Now, one of them, when he saw that he was healed, he turned back, praising God with a loud voice. He prostrated himself at Jesus’ feet and thanked him. And he was a Samaritan. Then Jesus asked a very reasonable question, “Were not ten made clean? But the other nine, where are they? Was none of them found to return and give praise to God except this foreigner?” Then Jesus said to him, “Get up and go on your way; your faith has made you well.”

Oh, I love this! Twenty two years of working with scripture, and it still absolutely has the capacity to surprise me and show me something I’ve never seen before! Ten are cleansed—καθαρίζω—like cathartic—made clean, set free. One sees that he’s been healed—ἰάομαι—cured, made whole. Jesus tells him that his faith has made him well—σῴζω—healed, saved, made whole—like in that big salvation sense—whole in every way, in every sense.

You can be cleansed, you can sense that you’ve been healed, but it’s a whole other thing to be made whole in the deepest parts of our being. Three different words, three different understandings, three different ways forward.

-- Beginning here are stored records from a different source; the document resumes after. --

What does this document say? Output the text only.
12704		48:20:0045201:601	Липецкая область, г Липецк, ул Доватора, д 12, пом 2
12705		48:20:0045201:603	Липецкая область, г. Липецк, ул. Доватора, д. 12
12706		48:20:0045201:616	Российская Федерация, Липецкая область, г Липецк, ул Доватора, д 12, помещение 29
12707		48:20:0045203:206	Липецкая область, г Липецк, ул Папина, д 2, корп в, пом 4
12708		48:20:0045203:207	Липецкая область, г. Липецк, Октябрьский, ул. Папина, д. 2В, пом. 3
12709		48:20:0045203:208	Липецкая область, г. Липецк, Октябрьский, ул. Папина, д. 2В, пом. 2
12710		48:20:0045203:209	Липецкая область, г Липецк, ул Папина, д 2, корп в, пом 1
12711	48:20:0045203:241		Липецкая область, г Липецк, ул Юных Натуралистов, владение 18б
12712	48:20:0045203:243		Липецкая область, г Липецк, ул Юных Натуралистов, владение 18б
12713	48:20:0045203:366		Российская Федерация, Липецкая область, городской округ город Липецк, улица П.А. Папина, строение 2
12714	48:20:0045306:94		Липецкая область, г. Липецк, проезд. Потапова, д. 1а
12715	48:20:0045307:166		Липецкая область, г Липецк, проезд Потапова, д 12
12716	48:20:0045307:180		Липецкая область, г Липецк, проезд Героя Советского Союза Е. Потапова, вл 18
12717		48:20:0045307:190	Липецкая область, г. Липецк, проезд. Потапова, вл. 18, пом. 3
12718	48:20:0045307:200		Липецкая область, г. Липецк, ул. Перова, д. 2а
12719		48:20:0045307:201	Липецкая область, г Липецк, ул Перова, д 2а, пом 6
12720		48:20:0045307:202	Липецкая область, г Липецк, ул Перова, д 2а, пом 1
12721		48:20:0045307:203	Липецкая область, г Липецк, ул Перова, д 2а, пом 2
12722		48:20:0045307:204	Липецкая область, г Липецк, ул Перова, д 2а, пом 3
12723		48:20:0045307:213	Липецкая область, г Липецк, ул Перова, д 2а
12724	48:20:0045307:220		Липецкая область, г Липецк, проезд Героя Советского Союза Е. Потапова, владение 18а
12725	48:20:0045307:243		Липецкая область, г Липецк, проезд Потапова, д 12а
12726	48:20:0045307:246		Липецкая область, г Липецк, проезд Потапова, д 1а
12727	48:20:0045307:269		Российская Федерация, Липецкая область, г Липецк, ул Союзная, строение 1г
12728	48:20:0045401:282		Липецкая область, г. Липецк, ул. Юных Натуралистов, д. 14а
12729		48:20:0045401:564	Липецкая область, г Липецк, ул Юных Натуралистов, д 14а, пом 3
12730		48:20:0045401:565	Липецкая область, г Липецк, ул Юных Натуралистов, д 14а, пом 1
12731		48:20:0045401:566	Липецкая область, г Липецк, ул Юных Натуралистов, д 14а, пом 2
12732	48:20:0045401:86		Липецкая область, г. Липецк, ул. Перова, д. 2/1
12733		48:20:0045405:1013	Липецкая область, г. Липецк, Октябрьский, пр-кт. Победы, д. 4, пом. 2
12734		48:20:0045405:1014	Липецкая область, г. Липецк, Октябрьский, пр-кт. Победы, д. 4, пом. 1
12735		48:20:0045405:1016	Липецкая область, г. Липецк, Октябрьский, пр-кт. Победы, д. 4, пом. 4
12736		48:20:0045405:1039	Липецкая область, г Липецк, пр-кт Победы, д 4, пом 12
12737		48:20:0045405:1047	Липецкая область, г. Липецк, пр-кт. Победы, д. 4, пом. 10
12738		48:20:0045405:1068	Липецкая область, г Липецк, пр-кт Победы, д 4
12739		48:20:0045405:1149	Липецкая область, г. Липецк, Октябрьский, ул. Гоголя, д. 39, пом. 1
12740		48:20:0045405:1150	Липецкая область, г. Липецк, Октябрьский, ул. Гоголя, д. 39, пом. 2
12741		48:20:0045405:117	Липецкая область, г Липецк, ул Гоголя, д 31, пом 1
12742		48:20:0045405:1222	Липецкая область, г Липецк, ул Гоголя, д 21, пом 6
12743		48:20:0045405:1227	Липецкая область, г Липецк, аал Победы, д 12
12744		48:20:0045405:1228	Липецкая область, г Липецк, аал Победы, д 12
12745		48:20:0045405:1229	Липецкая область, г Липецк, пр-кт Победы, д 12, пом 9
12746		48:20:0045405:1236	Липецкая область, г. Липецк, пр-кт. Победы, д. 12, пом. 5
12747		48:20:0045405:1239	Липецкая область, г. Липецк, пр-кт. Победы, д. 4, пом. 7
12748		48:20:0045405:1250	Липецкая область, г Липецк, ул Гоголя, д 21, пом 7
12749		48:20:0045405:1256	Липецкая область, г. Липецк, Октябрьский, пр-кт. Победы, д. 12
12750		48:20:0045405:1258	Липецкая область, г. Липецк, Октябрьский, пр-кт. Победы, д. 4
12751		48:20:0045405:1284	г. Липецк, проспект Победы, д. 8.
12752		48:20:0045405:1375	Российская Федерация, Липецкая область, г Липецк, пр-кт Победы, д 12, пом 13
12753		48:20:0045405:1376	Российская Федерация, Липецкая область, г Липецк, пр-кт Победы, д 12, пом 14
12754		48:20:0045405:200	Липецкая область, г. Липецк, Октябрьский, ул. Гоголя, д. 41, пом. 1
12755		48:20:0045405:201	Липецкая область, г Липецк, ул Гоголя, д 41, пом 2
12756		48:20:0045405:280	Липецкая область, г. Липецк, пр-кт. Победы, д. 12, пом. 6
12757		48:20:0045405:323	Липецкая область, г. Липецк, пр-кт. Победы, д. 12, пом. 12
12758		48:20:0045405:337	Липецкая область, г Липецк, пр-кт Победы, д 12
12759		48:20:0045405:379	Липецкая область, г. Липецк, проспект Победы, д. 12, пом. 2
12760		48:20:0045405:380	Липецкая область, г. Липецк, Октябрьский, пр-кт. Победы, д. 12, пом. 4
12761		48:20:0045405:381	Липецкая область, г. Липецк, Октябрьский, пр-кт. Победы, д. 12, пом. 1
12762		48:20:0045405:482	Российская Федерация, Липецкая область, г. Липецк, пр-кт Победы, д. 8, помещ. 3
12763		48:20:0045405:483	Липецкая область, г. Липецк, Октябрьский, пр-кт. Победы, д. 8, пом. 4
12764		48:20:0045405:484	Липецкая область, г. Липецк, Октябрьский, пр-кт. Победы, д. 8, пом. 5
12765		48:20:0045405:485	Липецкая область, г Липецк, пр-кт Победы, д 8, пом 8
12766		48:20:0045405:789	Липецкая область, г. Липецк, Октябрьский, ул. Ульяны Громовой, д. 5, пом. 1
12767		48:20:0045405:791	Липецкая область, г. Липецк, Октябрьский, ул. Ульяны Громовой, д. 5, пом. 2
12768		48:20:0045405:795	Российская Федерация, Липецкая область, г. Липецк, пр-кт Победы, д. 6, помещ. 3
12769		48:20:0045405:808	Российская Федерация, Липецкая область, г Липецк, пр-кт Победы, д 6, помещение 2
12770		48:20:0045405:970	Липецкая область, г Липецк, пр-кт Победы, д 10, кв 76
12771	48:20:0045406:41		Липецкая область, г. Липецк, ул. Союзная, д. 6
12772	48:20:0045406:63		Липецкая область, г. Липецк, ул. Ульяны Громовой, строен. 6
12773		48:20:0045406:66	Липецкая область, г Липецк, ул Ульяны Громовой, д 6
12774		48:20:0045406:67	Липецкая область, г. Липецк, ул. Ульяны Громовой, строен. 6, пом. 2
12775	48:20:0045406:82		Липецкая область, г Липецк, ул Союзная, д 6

So, why is it that the foreigner, the Samaritan, why is it that he is the only one to turn back and thank Jesus? (pause) I think it’s because, for him, there was no privilege to re-inhabit. The other nine, they were Israelites, and as soon as they were made clean from their leprosy, they were good to go; they could slide right back into their privileged place in society. But the Samaritan had no hope of that. Samaritans were defacto despised in that culture, and when Jesus really wants to make a point about power and prestige, you can bet a Samaritan is going to be close at hand to show the blindness of those who hold the power.

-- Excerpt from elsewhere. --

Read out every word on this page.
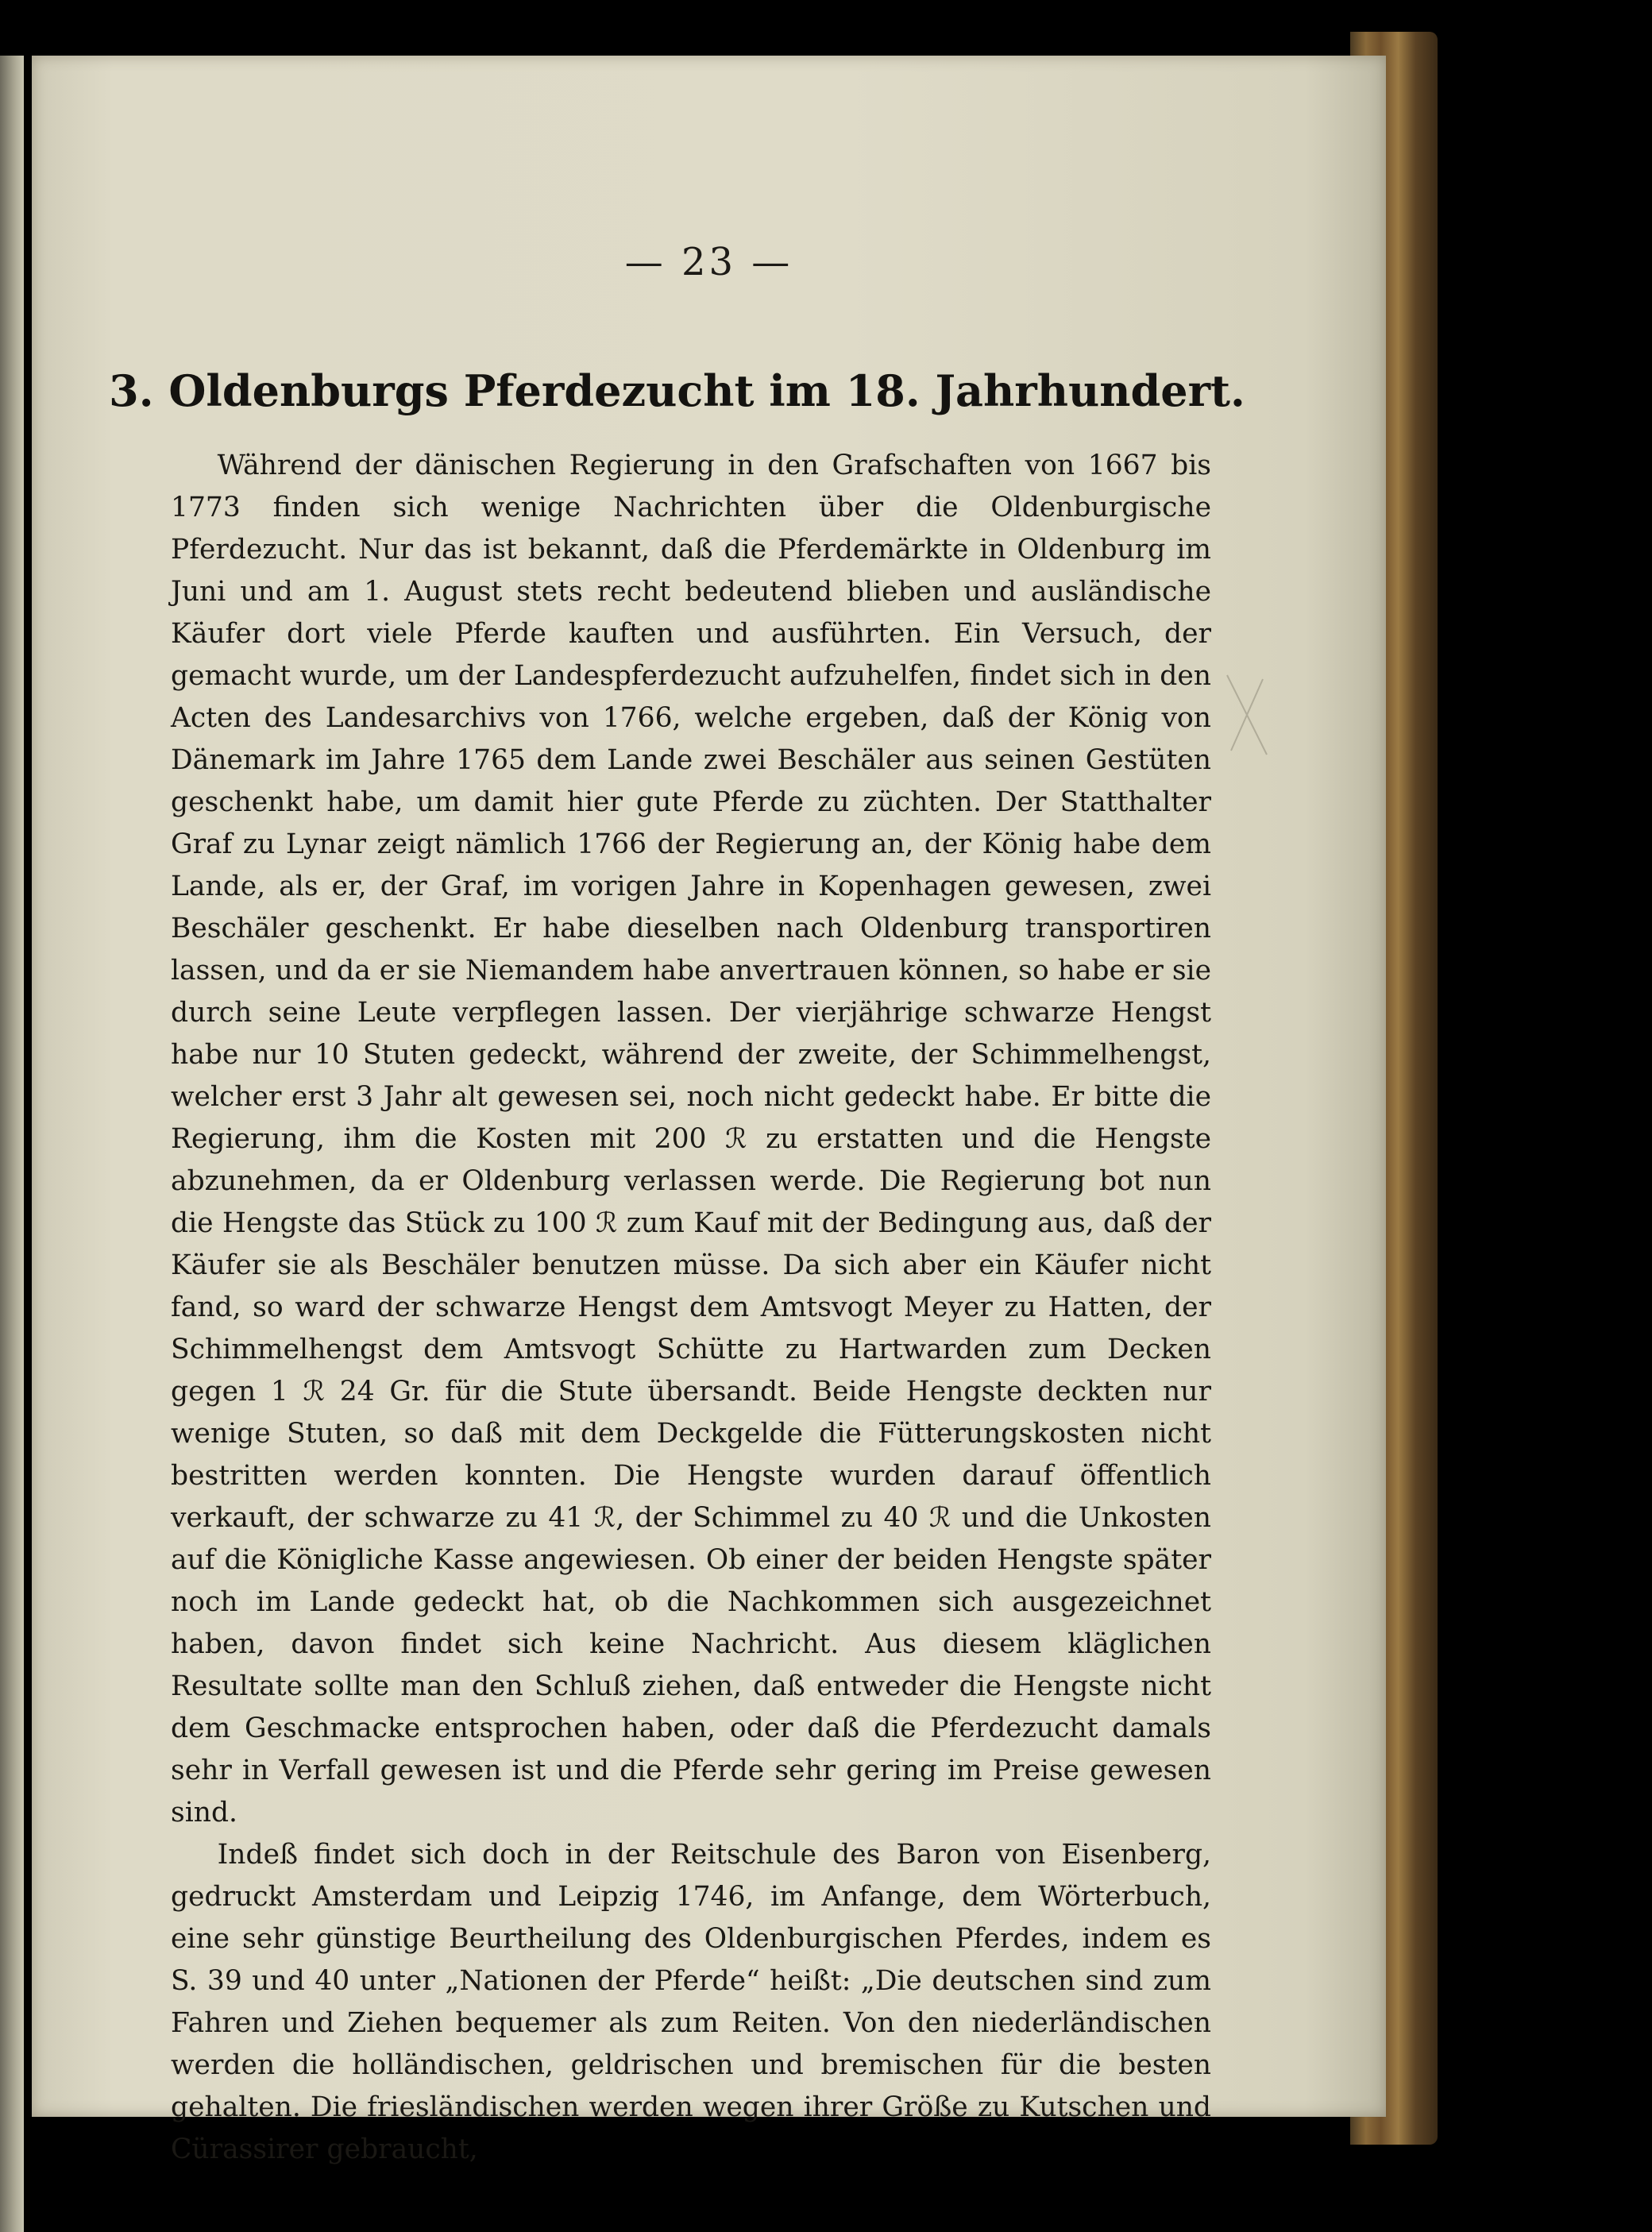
— 23 —
3. Oldenburgs Pferdezucht im 18. Jahrhundert.

Während der dänischen Regierung in den Grafschaften von 1667 bis 1773 finden sich wenige Nachrichten über die Oldenburgische Pferdezucht. Nur das ist bekannt, daß die Pferdemärkte in Oldenburg im Juni und am 1. August stets recht bedeutend blieben und ausländische Käufer dort viele Pferde kauften und ausführten. Ein Versuch, der gemacht wurde, um der Landespferdezucht aufzuhelfen, findet sich in den Acten des Landesarchivs von 1766, welche ergeben, daß der König von Dänemark im Jahre 1765 dem Lande zwei Beschäler aus seinen Gestüten geschenkt habe, um damit hier gute Pferde zu züchten. Der Statthalter Graf zu Lynar zeigt nämlich 1766 der Regierung an, der König habe dem Lande, als er, der Graf, im vorigen Jahre in Kopenhagen gewesen, zwei Beschäler geschenkt. Er habe dieselben nach Oldenburg transportiren lassen, und da er sie Niemandem habe anvertrauen können, so habe er sie durch seine Leute verpflegen lassen. Der vierjährige schwarze Hengst habe nur 10 Stuten gedeckt, während der zweite, der Schimmelhengst, welcher erst 3 Jahr alt gewesen sei, noch nicht gedeckt habe. Er bitte die Regierung, ihm die Kosten mit 200 ℛ zu erstatten und die Hengste abzunehmen, da er Oldenburg verlassen werde. Die Regierung bot nun die Hengste das Stück zu 100 ℛ zum Kauf mit der Bedingung aus, daß der Käufer sie als Beschäler benutzen müsse. Da sich aber ein Käufer nicht fand, so ward der schwarze Hengst dem Amtsvogt Meyer zu Hatten, der Schimmelhengst dem Amtsvogt Schütte zu Hartwarden zum Decken gegen 1 ℛ 24 Gr. für die Stute übersandt. Beide Hengste deckten nur wenige Stuten, so daß mit dem Deckgelde die Fütterungskosten nicht bestritten werden konnten. Die Hengste wurden darauf öffentlich verkauft, der schwarze zu 41 ℛ, der Schimmel zu 40 ℛ und die Unkosten auf die Königliche Kasse angewiesen. Ob einer der beiden Hengste später noch im Lande gedeckt hat, ob die Nachkommen sich ausgezeichnet haben, davon findet sich keine Nachricht. Aus diesem kläglichen Resultate sollte man den Schluß ziehen, daß entweder die Hengste nicht dem Geschmacke entsprochen haben, oder daß die Pferdezucht damals sehr in Verfall gewesen ist und die Pferde sehr gering im Preise gewesen sind.

Indeß findet sich doch in der Reitschule des Baron von Eisenberg, gedruckt Amsterdam und Leipzig 1746, im Anfange, dem Wörterbuch, eine sehr günstige Beurtheilung des Oldenburgischen Pferdes, indem es S. 39 und 40 unter „Nationen der Pferde“ heißt: „Die deutschen sind zum Fahren und Ziehen bequemer als zum Reiten. Von den niederländischen werden die holländischen, geldrischen und bremischen für die besten gehalten. Die friesländischen werden wegen ihrer Größe zu Kutschen und Cürassirer gebraucht,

The nine’s privilege blinds them to the wholeness they could know. They settle for getting back to what they lost as fast as they can. The Samaritan recognizes that, though he will never get status in that society, he gets so much more—he gets a wholeness that is deeper than whether he is clean or not clean. And the only response to that is gratitude. And Jesus recognizes the faith that is deep in this man, and he goes one step more—he tells the man that it is this identity, this trust, this faith that has made him well and whole in the deepest, richest sense of that word. This truly is what salvation looks like.

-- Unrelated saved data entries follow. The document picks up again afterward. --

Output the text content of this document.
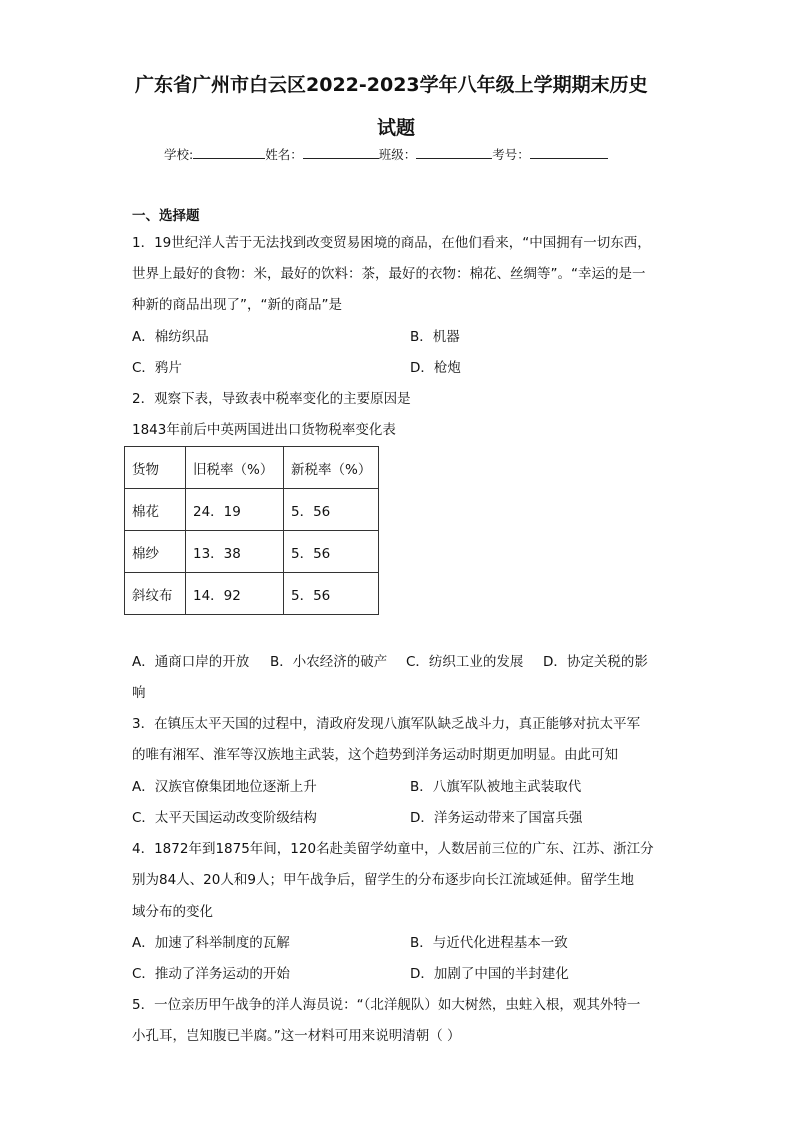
广东省广州市白云区2022-2023学年八年级上学期期末历史
试题
学校:	姓名：	班级：	考号：
一、选择题
1．19世纪洋人苦于无法找到改变贸易困境的商品，在他们看来，“中国拥有一切东西，
世界上最好的食物：米，最好的饮料：茶，最好的衣物：棉花、丝绸等”。“幸运的是一
种新的商品出现了”，“新的商品”是
A．棉纺织品	B．机器
C．鸦片	D．枪炮
2．观察下表，导致表中税率变化的主要原因是
1843年前后中英两国进出口货物税率变化表
货物	旧税率（%）	新税率（%）
棉花	24．19	5．56
棉纱	13．38	5．56
斜纹布	14．92	5．56
A．通商口岸的开放 B．小农经济的破产 C．纺织工业的发展 D．协定关税的影
响
3．在镇压太平天国的过程中，清政府发现八旗军队缺乏战斗力，真正能够对抗太平军
的唯有湘军、淮军等汉族地主武装，这个趋势到洋务运动时期更加明显。由此可知
A．汉族官僚集团地位逐渐上升	B．八旗军队被地主武装取代
C．太平天国运动改变阶级结构	D．洋务运动带来了国富兵强
4．1872年到1875年间，120名赴美留学幼童中，人数居前三位的广东、江苏、浙江分
别为84人、20人和9人；甲午战争后，留学生的分布逐步向长江流域延伸。留学生地
域分布的变化
A．加速了科举制度的瓦解	B．与近代化进程基本一致
C．推动了洋务运动的开始	D．加剧了中国的半封建化
5．一位亲历甲午战争的洋人海员说：“（北洋舰队）如大树然，虫蛀入根，观其外特一
小孔耳，岂知腹已半腐。”这一材料可用来说明清朝（ ）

Our privilege can blind us just as it blinded the nine Israelites. We can settle for being made clean and getting our groove back and completely miss experiencing the deeper healing. It’s only when we relinquish our privilege that we can experience the kind of wholeness that the Samaritan experienced and which Jesus offers us.

There is a cost to gaining privilege, but there is an even greater cost to holding on to it. It can absolutely cut us off from the things that matter most, starting with our own healing, our own need to be whole, and engulfing our capacity to be in relationship with others. Namaan had to learn the cost of privilege, and the priceless gift that comes when you let it go. The Samaritan got there a little faster because he could recognize the gift from the get-go. The nine, they never did catch on. Getting clean was enough for them.

How do we experience privilege? Through the color of our skin? Our gender? Our sexual identity? Our education? Our economic status? Our religion? Where we grew up? Where we went to school? Where we live? A hundred other ways?

And what will it take for you and me to learn just how much our privilege is costing us? What will it take for us to see how our privilege blinds us to that for which we really long? When will get it through our thick heads and hard hearts that there is so much more that Jesus longs to give us if we can just let go?

Do you want to be made well, or just clean enough to get back in the game?

As is always the case, the choice is ours to make. Relinquish your privilege and discover the healing that truly makes us whole. Taste that wholeness, and privilege will never satisfy your soul again. Amen.